La veille, j’avais démissionné d’une triste maison d’édition ; le lendemain (grâce à une carte de presse tombée du ciel), je dirigeais un mensuel de neurobiologie pour le compte d’une grosse firme pharmaceutique. Une rencontre qui s’était déroulée dans un bar où l’on m’avait présenté un monsieur très élégant qui venait de rentrer en Italie après des années passées aux USA. C’était un médecin qui avait toujours été manager pour de grosses industries pharmaceutiques américaines. Il était rentré depuis peu pour le lancement de la pilule anticonceptionnelle et avait décidé de rester.
Seul un Américain (même d’origine italienne) peut embaucher comme directeur adjoint un chômeur rencontré dans le bar d’un grand hôtel. “On m’a dit que vous aviez écrit un beau roman, et moi, je veux une revue qui soit très bien écrite”. “Je ne connais rien à la neurobiologie”, lui avais-je expliqué. Mais il était persuadé que tout pouvait s’arranger grâce à un cours accéléré. Le lendemain, je franchissais les portes en cristal, très surveillées, de l’immense aile industrielle consacrée à la recherche, accompagné du sympathique directeur. Le lieu qui m’impressionna le plus fut le stabulario, l’immense salle aseptisée où l’on gardait les animaux destinés aux expériences. Des centaines, des milliers d’animaux, surtout des lapins blancs et des souris, tous identiques, enfermés dans de petites cages en acier autonettoyantes. Dans l’air, pas la moindre trace d’odeur animale. “Ils me coûtent une fortune”, me dit le directeur. “Au moins pour ça, on devrait croire que nous ne nous amusons pas à les tuer !”. Du reste, c’étaient des animaux génétiquement sélectionnés, et leurs noms se réduisaient à des sigles parfaitement froids, comme C57BL/KS K11.

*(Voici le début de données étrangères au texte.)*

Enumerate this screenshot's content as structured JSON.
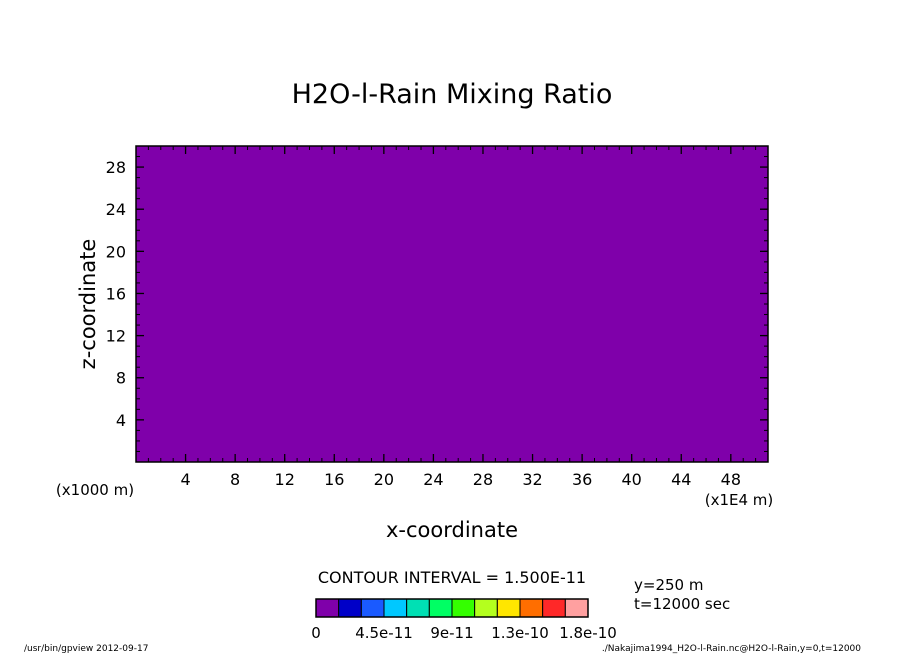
{
  "chart_data": {
    "type": "heatmap",
    "title": "H2O-l-Rain Mixing Ratio",
    "xlabel": "x-coordinate",
    "ylabel": "z-coordinate",
    "x_unit_label": "(x1E4 m)",
    "y_unit_label": "(x1000 m)",
    "xlim": [
      0,
      51
    ],
    "ylim": [
      0,
      30
    ],
    "x_ticks": [
      4,
      8,
      12,
      16,
      20,
      24,
      28,
      32,
      36,
      40,
      44,
      48
    ],
    "y_ticks": [
      4,
      8,
      12,
      16,
      20,
      24,
      28
    ],
    "field_value": 0,
    "fill_color": "#7f00aa",
    "contour_interval": "CONTOUR INTERVAL = 1.500E-11",
    "legend": {
      "colors": [
        "#7f00aa",
        "#0000c8",
        "#1a5aff",
        "#00c8ff",
        "#00e0b4",
        "#00ff64",
        "#34ff00",
        "#b4ff1e",
        "#ffe600",
        "#ff6e00",
        "#ff2828",
        "#ffa0a0"
      ],
      "labels": [
        "0",
        "4.5e-11",
        "9e-11",
        "1.3e-10",
        "1.8e-10"
      ]
    },
    "info_lines": [
      "y=250 m",
      "t=12000 sec"
    ]
  },
  "footer": {
    "left": "/usr/bin/gpview  2012-09-17",
    "right": "./Nakajima1994_H2O-l-Rain.nc@H2O-l-Rain,y=0,t=12000"
  }
}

Ils avaient tous été conçus en laboratoire et ne connaîtraient jamais le monde extérieur. Le plus étrange, c’était leur tranquillité apparente. Ils nous regardaient, souris, lapins, chats et chiens. Plusieurs d’entre eux, dans un but pratique, portaient sur la boîte crânienne une sorte de valve permettant le passage des médicaments et des substances que les chercheurs introduisaient dans leur organisme. On ne respirait pas un air de violence, dans ces services, et tous les chercheurs avaient l’air de bons pères de famille, qui n’avaient aucune intention de faire du mal à qui que ce soit. Mon instruction accélérée fut chaotique, approximative et en grande partie, très belle : assister, au microscope à scansion, au phénomène magique du scrouting : un neurone émet ce que l’on appelle un “axone”, un prolongement doté d’une sorte de flair bio-électrique, capable de se régénérer et même de se dédoubler, au besoin, par exemple pour innerver une plaque détériorée par une simple petite coupure au bout d’un doigt. Mais naturellement, beaucoup de détails importants m’échappaient. L’hypothalamus, par exemple : je n’arrivais vraiment pas à comprendre son fonctionnement.
Un chercheur, qui s’apprêtait à disséquer une souris blanche, la décapita sous mes yeux et, un instant après, me montra le petit organe au bout du bistouri : “Ça, c’est l’hypothalamus”, me dit-il. Ce fut l’un des moments les plus dramatiques de ma formation “scientifique”. Avec l’aide d’un jeune graphiste un peu marginal, je me mis au travail et en deux mois, je publiai le premier numéro de la revue. A l’époque, on réalisait rarement la mise en page sur ordinateur, et nous travaillions tous les deux avec de la colle et des règles, sur la table lumineuse. De temps en temps, pour nous distraire ou pour recueillir des images et des informations, nous faisions un tour dans les laboratoires. Surtout le soir, et toujours dans des pièces fermées : on avait l’impression de vivre dans un astronef bleuté. Chacun faisait son travail soigneusement. Les lapins, par exemple, avaient des roulements de quatre heures : ils étaient mis à la chaîne à la fin du processus productif, et jouaient un rôle essentiel : signaler d’éventuelles impuretés dans les médicaments injectables. Chaque lapin recevait, à travers la veine jugulaire, une petite quantité de produit, et un thermomètre signalait la moindre variation de température causée par une impureté. Quand cela se produisait, le cycle s’interrompait, et cette impureté ne nuirait à aucun être humain. Mais mon souvenir le plus vif concernant cette période restera pour toujours la “souris droguée”. Une expérience répandue dans tous les laboratoires du monde qui étudiaient le système des endorphines. On rendait la souris dépendante de l’héroïne, qui entrait directement dans son cerveau à travers un petit cathéter. L’héroïne était fournie par les tribunaux ou par la police. La souris apprenait, très vite, qu’en appuyant sur un gros bouton rouge, elle recevait une dose.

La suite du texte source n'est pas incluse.